So it seems summer is well and truly upon us! Here is some tips about babywearing in the heat..
Remember that a carrier will act as at least one extra layer of clothing, if you are using something like a stretchy wrap this number could be as high as three with the extra passes. Dress baby in less clothes, even consider just having them in a nappy and then in carrier without clothes on.
Skin on skin is hot though, wearing a thin layer yourself will help wick away moisture. Something like a muslin cloth between you would also work and has the added benefit of being able to change it for another if it does become sweaty or damp.
Dehydration makes us all grumpy, regardless of age! Breastfed babies will need to feed more frequently in the heat, this will also dehydrate you more, so make sure to keep up fluids. Babies and children who are drinking water should be offered it regularly.
A wet cloth on pressure points (elbow pits, wrists, back of neck etc), a damp muslin in between you, water in a misting bottle, all can help cool you both down. One thing to be aware of is not being too excessive with cooling attempts for the baby or child, they struggle to regulate temperature at the best of times and going from one extreme to the other isn’t helpful when you are trying to encourage your body to handle the heat. Don’t use ice on a baby, it is too much. A cool, damp cloth is adequate in most cases. Another great idea is to think about evaporative cooling, wetting your hair as the adult will help keep you cooler for a longer period of time.

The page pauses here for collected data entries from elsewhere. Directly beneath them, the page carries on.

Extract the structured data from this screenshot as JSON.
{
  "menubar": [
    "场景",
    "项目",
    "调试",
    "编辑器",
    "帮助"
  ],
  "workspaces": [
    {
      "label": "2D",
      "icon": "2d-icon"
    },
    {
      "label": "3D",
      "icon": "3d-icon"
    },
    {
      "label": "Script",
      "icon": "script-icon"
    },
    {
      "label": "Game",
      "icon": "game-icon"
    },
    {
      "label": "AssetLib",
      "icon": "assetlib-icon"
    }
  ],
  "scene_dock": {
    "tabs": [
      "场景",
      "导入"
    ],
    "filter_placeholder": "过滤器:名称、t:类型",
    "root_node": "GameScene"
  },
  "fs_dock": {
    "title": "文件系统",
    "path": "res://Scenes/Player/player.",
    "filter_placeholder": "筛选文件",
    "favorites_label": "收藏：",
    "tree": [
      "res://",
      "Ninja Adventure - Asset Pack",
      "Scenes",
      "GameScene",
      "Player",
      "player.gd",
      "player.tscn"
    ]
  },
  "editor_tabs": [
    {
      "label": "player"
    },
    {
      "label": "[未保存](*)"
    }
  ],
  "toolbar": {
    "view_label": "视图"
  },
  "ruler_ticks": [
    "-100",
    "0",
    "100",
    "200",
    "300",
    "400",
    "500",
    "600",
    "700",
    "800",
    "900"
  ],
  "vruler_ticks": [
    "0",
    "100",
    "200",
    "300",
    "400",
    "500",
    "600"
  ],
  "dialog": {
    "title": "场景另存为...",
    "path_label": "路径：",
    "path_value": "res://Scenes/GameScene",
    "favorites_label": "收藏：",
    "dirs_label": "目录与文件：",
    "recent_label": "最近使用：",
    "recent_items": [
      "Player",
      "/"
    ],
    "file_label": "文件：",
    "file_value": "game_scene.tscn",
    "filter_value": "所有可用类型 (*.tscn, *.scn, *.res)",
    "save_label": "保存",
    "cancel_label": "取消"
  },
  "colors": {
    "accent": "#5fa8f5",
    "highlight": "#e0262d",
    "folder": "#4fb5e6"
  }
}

Natural or artificially recreated, both will help keep you cooler. Fans and air conditioners are great when carrying in the heat but obviously not always accessible. Natural airflow is also really helpful in occasions when you can access it.
Do remember that at all times you need to provide access to fresh air for baby, this extends to providing shade in other ways you may transport or sleep a baby. Keep baby’s face clear of fabric, do not cover it with a carrier or cloth. Covering a pram or capsule with a blanket will build up heat and carbon dioxide and is not advisable.

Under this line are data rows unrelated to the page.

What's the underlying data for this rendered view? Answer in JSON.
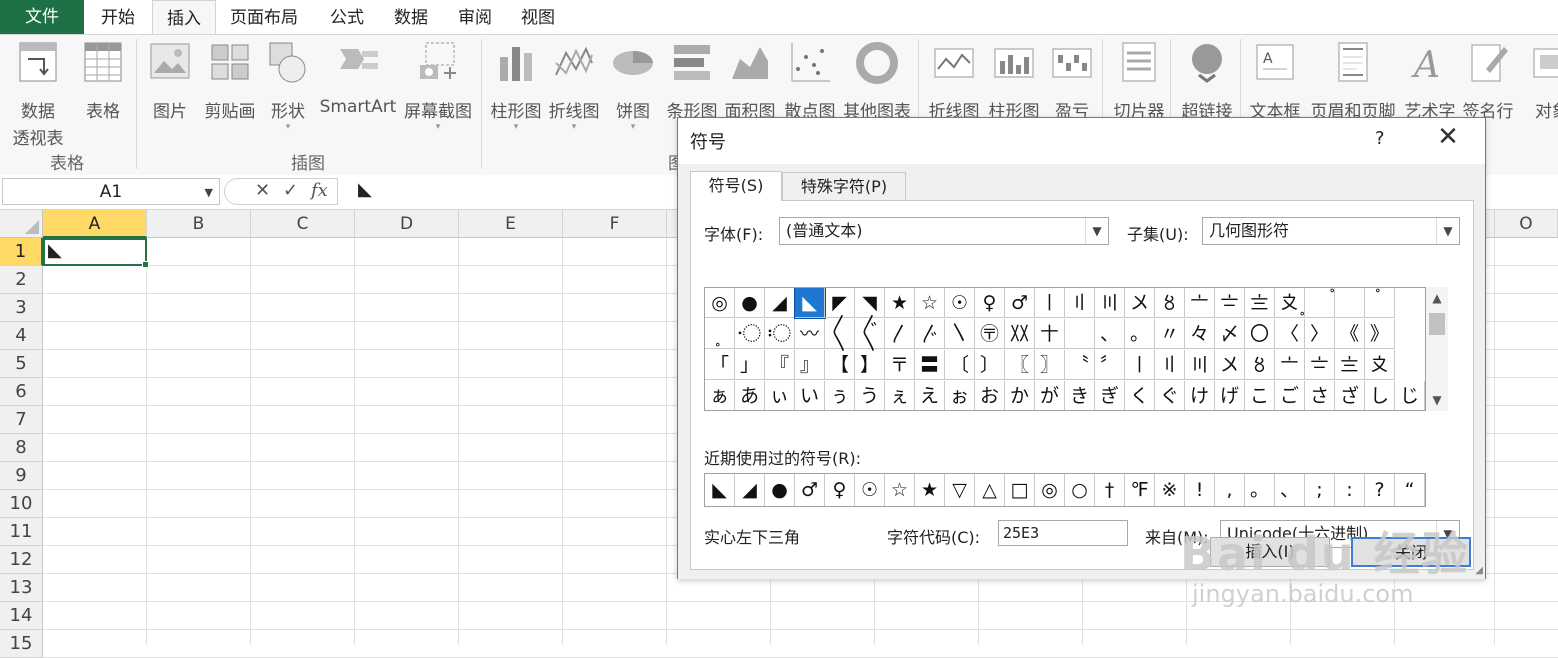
{
  "tabs": [
    "文件",
    "开始",
    "插入",
    "页面布局",
    "公式",
    "数据",
    "审阅",
    "视图"
  ],
  "active_tab": "插入",
  "ribbon": {
    "buttons": [
      {
        "label": "数据",
        "label2": "透视表",
        "icon": "pivot-icon"
      },
      {
        "label": "表格",
        "icon": "table-icon"
      },
      {
        "label": "图片",
        "icon": "picture-icon"
      },
      {
        "label": "剪贴画",
        "icon": "clipart-icon"
      },
      {
        "label": "形状",
        "icon": "shapes-icon"
      },
      {
        "label": "SmartArt",
        "icon": "smartart-icon"
      },
      {
        "label": "屏幕截图",
        "icon": "screenshot-icon"
      },
      {
        "label": "柱形图",
        "icon": "column-chart-icon"
      },
      {
        "label": "折线图",
        "icon": "line-chart-icon"
      },
      {
        "label": "饼图",
        "icon": "pie-chart-icon"
      },
      {
        "label": "条形图",
        "icon": "bar-chart-icon"
      },
      {
        "label": "面积图",
        "icon": "area-chart-icon"
      },
      {
        "label": "散点图",
        "icon": "scatter-chart-icon"
      },
      {
        "label": "其他图表",
        "icon": "other-chart-icon"
      },
      {
        "label": "折线图",
        "icon": "sparkline-line-icon"
      },
      {
        "label": "柱形图",
        "icon": "sparkline-column-icon"
      },
      {
        "label": "盈亏",
        "icon": "sparkline-winloss-icon"
      },
      {
        "label": "切片器",
        "icon": "slicer-icon"
      },
      {
        "label": "超链接",
        "icon": "hyperlink-icon"
      },
      {
        "label": "文本框",
        "icon": "textbox-icon"
      },
      {
        "label": "页眉和页脚",
        "icon": "header-footer-icon"
      },
      {
        "label": "艺术字",
        "icon": "wordart-icon"
      },
      {
        "label": "签名行",
        "icon": "signature-icon"
      },
      {
        "label": "对象",
        "icon": "object-icon"
      }
    ],
    "groups": [
      "表格",
      "插图",
      "图"
    ]
  },
  "formula_bar": {
    "name_box": "A1",
    "cancel": "✕",
    "enter": "✓",
    "fx": "fx",
    "content": "◣"
  },
  "grid": {
    "columns": [
      "A",
      "B",
      "C",
      "D",
      "E",
      "F",
      "O"
    ],
    "rows": [
      "1",
      "2",
      "3",
      "4",
      "5",
      "6",
      "7",
      "8",
      "9",
      "10",
      "11",
      "12",
      "13",
      "14",
      "15"
    ],
    "active_cell_value": "◣"
  },
  "dialog": {
    "title": "符号",
    "help": "?",
    "close": "✕",
    "tabs": [
      "符号(S)",
      "特殊字符(P)"
    ],
    "font_label": "字体(F):",
    "font_value": "(普通文本)",
    "subset_label": "子集(U):",
    "subset_value": "几何图形符",
    "symbols": [
      [
        "◎",
        "●",
        "◢",
        "◣",
        "◤",
        "◥",
        "★",
        "☆",
        "☉",
        "♀",
        "♂",
        "〡",
        "〢",
        "〣",
        "〤",
        "〥",
        "〦",
        "〧",
        "〨",
        "〩",
        "〪",
        "〫",
        "〬"
      ],
      [
        "〭",
        "〮",
        "〯",
        "〰",
        "〱",
        "〲",
        "〳",
        "〴",
        "〵",
        "〶",
        "〷",
        "〸",
        "",
        "、",
        "。",
        "〃",
        "々",
        "〆",
        "〇",
        "〈",
        "〉",
        "《",
        "》"
      ],
      [
        "「",
        "」",
        "『",
        "』",
        "【",
        "】",
        "〒",
        "〓",
        "〔",
        "〕",
        "〖",
        "〗",
        "〝",
        "〞",
        "〡",
        "〢",
        "〣",
        "〤",
        "〥",
        "〦",
        "〧",
        "〨",
        "〩"
      ],
      [
        "ぁ",
        "あ",
        "ぃ",
        "い",
        "ぅ",
        "う",
        "ぇ",
        "え",
        "ぉ",
        "お",
        "か",
        "が",
        "き",
        "ぎ",
        "く",
        "ぐ",
        "け",
        "げ",
        "こ",
        "ご",
        "さ",
        "ざ",
        "し",
        "じ"
      ]
    ],
    "recent_label": "近期使用过的符号(R):",
    "recent": [
      "◣",
      "◢",
      "●",
      "♂",
      "♀",
      "☉",
      "☆",
      "★",
      "▽",
      "△",
      "□",
      "◎",
      "○",
      "†",
      "℉",
      "※",
      "!",
      ",",
      "。",
      "、",
      ";",
      ":",
      "?",
      "“"
    ],
    "char_name": "实心左下三角",
    "code_label": "字符代码(C):",
    "code_value": "25E3",
    "from_label": "来自(M):",
    "from_value": "Unicode(十六进制)",
    "insert_button": "插入(I)",
    "close_button": "关闭"
  },
  "watermark": {
    "big": "Bai du 经验",
    "small": "jingyan.baidu.com"
  }
}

Be mindful of the sun, for little babies who you might not want to lather in sunblock, shade is your best friend. A big hat on the wearer may provide some shade for baby, also consider something like a UV protectant umbrella or of course if the option is there, natural shade is brilliant.

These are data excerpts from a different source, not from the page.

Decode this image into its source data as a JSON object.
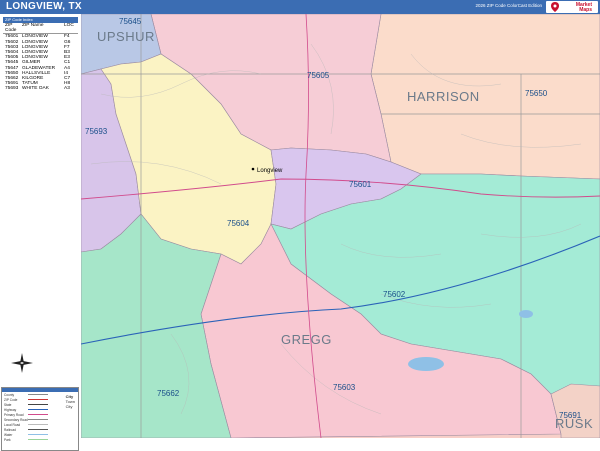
{
  "title": "LONGVIEW, TX",
  "edition": "2026 ZIP Code ColorCast Edition",
  "brand": {
    "line1": "Market",
    "line2": "Maps"
  },
  "zip_table": {
    "heading": "ZIP Code Index",
    "col_zip": "ZIP Code",
    "col_name": "ZIP Name",
    "col_loc": "LOC",
    "rows": [
      {
        "zip": "75601",
        "name": "LONGVIEW",
        "loc": "F4"
      },
      {
        "zip": "75602",
        "name": "LONGVIEW",
        "loc": "G6"
      },
      {
        "zip": "75603",
        "name": "LONGVIEW",
        "loc": "F7"
      },
      {
        "zip": "75604",
        "name": "LONGVIEW",
        "loc": "B3"
      },
      {
        "zip": "75605",
        "name": "LONGVIEW",
        "loc": "E3"
      },
      {
        "zip": "75645",
        "name": "GILMER",
        "loc": "C1"
      },
      {
        "zip": "75647",
        "name": "GLADEWATER",
        "loc": "A4"
      },
      {
        "zip": "75650",
        "name": "HALLSVILLE",
        "loc": "I4"
      },
      {
        "zip": "75662",
        "name": "KILGORE",
        "loc": "C7"
      },
      {
        "zip": "75691",
        "name": "TATUM",
        "loc": "H8"
      },
      {
        "zip": "75693",
        "name": "WHITE OAK",
        "loc": "A3"
      }
    ]
  },
  "map": {
    "zip_labels": [
      "75645",
      "75605",
      "75650",
      "75693",
      "75601",
      "75604",
      "75602",
      "75603",
      "75662",
      "75691"
    ],
    "county_labels": [
      "UPSHUR",
      "HARRISON",
      "GREGG",
      "RUSK"
    ],
    "city_label": "Longview",
    "zone_colors": {
      "z75645": "#b9c8e6",
      "z75605": "#f6cdd6",
      "z75650": "#fbdccb",
      "z75693": "#d8c5ea",
      "z75601": "#d9c6ee",
      "z75604": "#fbf3c4",
      "z75602": "#a4ebd6",
      "z75603": "#f8c8d2",
      "z75662": "#a6e6c9",
      "z75691": "#f3d2c7",
      "ne": "#f7cfc8"
    }
  },
  "key": {
    "rows": [
      "County",
      "ZIP Code",
      "State",
      "Highway",
      "Primary Road",
      "Secondary Road",
      "Local Road",
      "Railroad",
      "Water",
      "Park"
    ],
    "cities": [
      "City",
      "Town",
      "City"
    ]
  }
}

Back or hip carries can be cooler than a tummy to tummy position. We lose a lot of heat from our chest areas, regardless of how cool the outer layers of the carrier or any other factors, there is nothing we can really do about the heat transfer between two people. Steel framed hiking carriers which hold baby away from your body may have benefit in some hot hiking conditions for this reason. You can see from this picture taken in New Caledonia when we were hiking up a volcano that both wearer and wearee have corresponding sweat patches! Despite having a carrier with a mesh panel, taking breaks, keeping hydrated – there is very little that can be done to minimise this factor.
Take regular breaks
No matter what you do, there will always be a build up of heat when you are wearing in hot conditions. Always make sure to take regular breaks to let you both cool down, this will also give an opportunity to monitor and reassess the comfort of both you and baby, and make any changes that might help. Taking turns to share the carrying load with another adult may also be a great help if everyone is getting a bit hot.